Friday, September 11, 2015

From Dune to Tanaris... and back?

"I dream of gardens in the desert sand"
"This memory of Eden haunts us all"
Sting - Desert Rose

Yeah, okay, fine, just playing with you, that's not the real link. Here's a link to a youtube clip of the actual song if you want a listen. Given my recent Star Trekking and the topic of this post, I just couldn't resist referencing that woefully false-advertised "adaptation" if only to remind myself that despite Hollywoodization and Lynch's rampant insanity mangling half the book's elements, the movie still kicked several different varieties of ass. What a missed opportunity, though: I think we'd all like to know who'd win a fight between Captain Picard and Sting, if only Kyle McLackluster hadn't gotten in the way.

Anyhoo, seamless segue into my real topic: the game Dune (available on Abandonia) was unfortunately based mostly not on the novel but on the movie, thus carrying over some of the creativity and WTF-ness of its visuals and its random gimmicks like weirding modules. Add to this a lot of concessions to video gameyness and there's relatively little of the book left over yet still just enough to capture the feel of Arrakis. Visually it actually held up remarkably well over the years despite its pixelation, thanks largely to some liberal and skillful use of color gradation.

By today's gameplay standards, Dune fits no category. While it had RTS elements it came nowhere near the trendsetting fast-paced "fire lazorz pew-pew-pew" appeal of its sequel. As an adventure game it was actually quite bland, mostly interposing minor story-based checkpoints on your path to global domination, the adventure side of things functioning more as a tutorial to the strategy mechanics than as a driving force. Its strongest points lie outside such pigeonholing. It serves as a such a valuable reference precisely because while it used a fairly modern graphic interface it dates from before the industry limited itself to such restrictive genres.

See, Dune was made while game concepts were still being built up instead of being pruned to fit perceived pre-existing market demands, and the general assumption was still that an increase in scale and complexity was inherently good. It was assumed that games would keep growing, that the goal was no less than the creation of entirely new worlds, coherent, interconnected virtual landscapes. Pay attention to three elements in particular: time, space and autonomy.

Time
Passed. Not merely in some abstract, purely cosmetic fashion, days went by on a scale within about an order of magnitude of real-world time. Repairing a sabotaged spice harvester took a certain amount of time. Battles lasted some time. Plants grew over time. Your periodic spice payments to the emperor had to be on time. Perhaps most importantly, travel took time, and that ties into the issue of:

Space
Distances had to be traversed, both by yourself and by your various troops. Ordering a Fremen troop to arm themselves with the laser guns you just captured at a nearby fortress entailed their taking a day-trip to pick them up. Fast-forwarding while traveling meant you might miss some important troop movements or other events which happened while you were busy taking a joy-ride on a giant Freudian symbol, so long trips were riskier than short ones. While you traveled, it might even happen that your destination fell into enemy hands, resulting in your getting shot on sight on arrival.

Autonomy
Crucially, a game which attempts to be a world must balance player agency with creating a coherent but mutable background. The world must both live without the player and yield somewhat to input. Here, Dune excelled. You could kick off a seeding campaign but had only a rough idea of how fast or how far or in what direction the vegetation would spread - in other words, how much space it would occupy and over what time frame. You could invest some time in picking up Gurney Halleck and dropping him off at a sietch to train the Fremen, and he would continue to do so, giving the action both a personal element and a global significance. Smugglers, saboteurs, the enemy's armies or your mother, all led their own lives which just happened to intersect with your actions in various ways.
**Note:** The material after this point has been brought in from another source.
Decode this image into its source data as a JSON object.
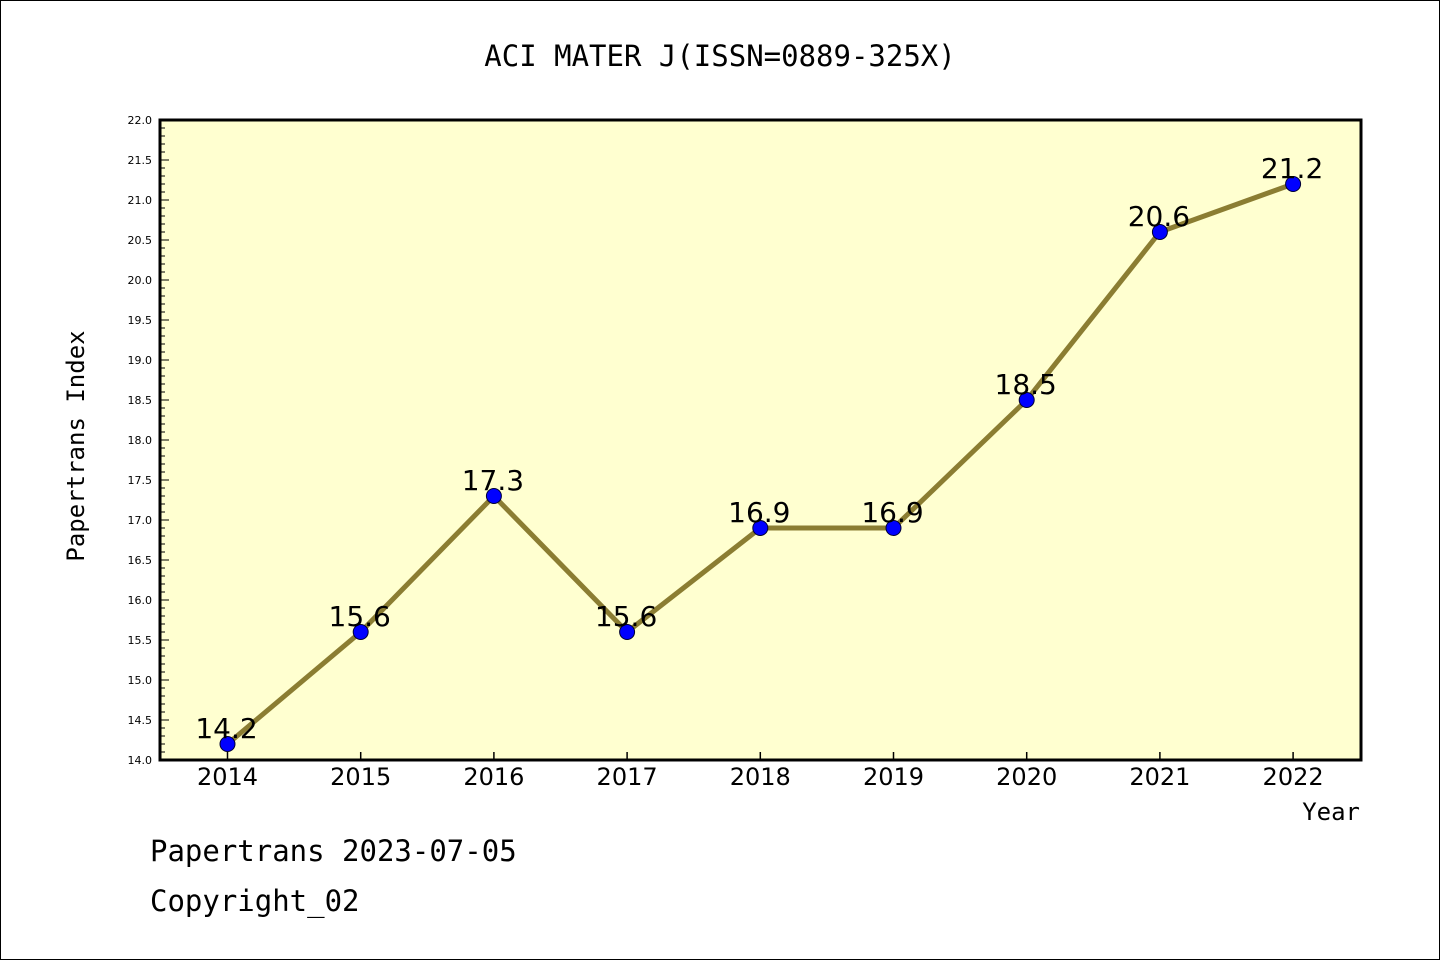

Note that what I'm describing here seems less and less an RTS/Adventure hybrid as Dune is officially labelled and more of an open-world game. Like Morrowind, STALKER, Alpha Centauri or Mount and Blade, it serves as a single-player illustration of the inevitable Platonic ideal of a persistent world. Replace Dune's Fremen, Harkonnen and smugglers with multiplayer clans and you get yet another vision of the un-achieved grand escapist fantasy, of a true MMO. Moving slowly across a vast landscape, able to affect a small portion of the game while constantly running across other actors acting on their own portions of it to their own abilities, watching the product of such changes alter the world around you gradually, isn't that the matrix, the thing we'd abandon our meat for?

Dune was made in 1992. Twelve years later, World of Warcraft's success destroyed any such grandiose ambitions in favor of static, slot-machine gameplay. It's now almost twelve years after WoW's launch. Isn't it about time we remembered the Platonic ideal of virtual worlds, got back to expanding on the promise of MUDs, Sim Ant and Dune? Minecraft has whet a lot of players' appetites for the sort of old sandbox elements the industry as a whole has tried to bury, but are there now enough cavemen who can see the forms casting the shadows we call the game industry?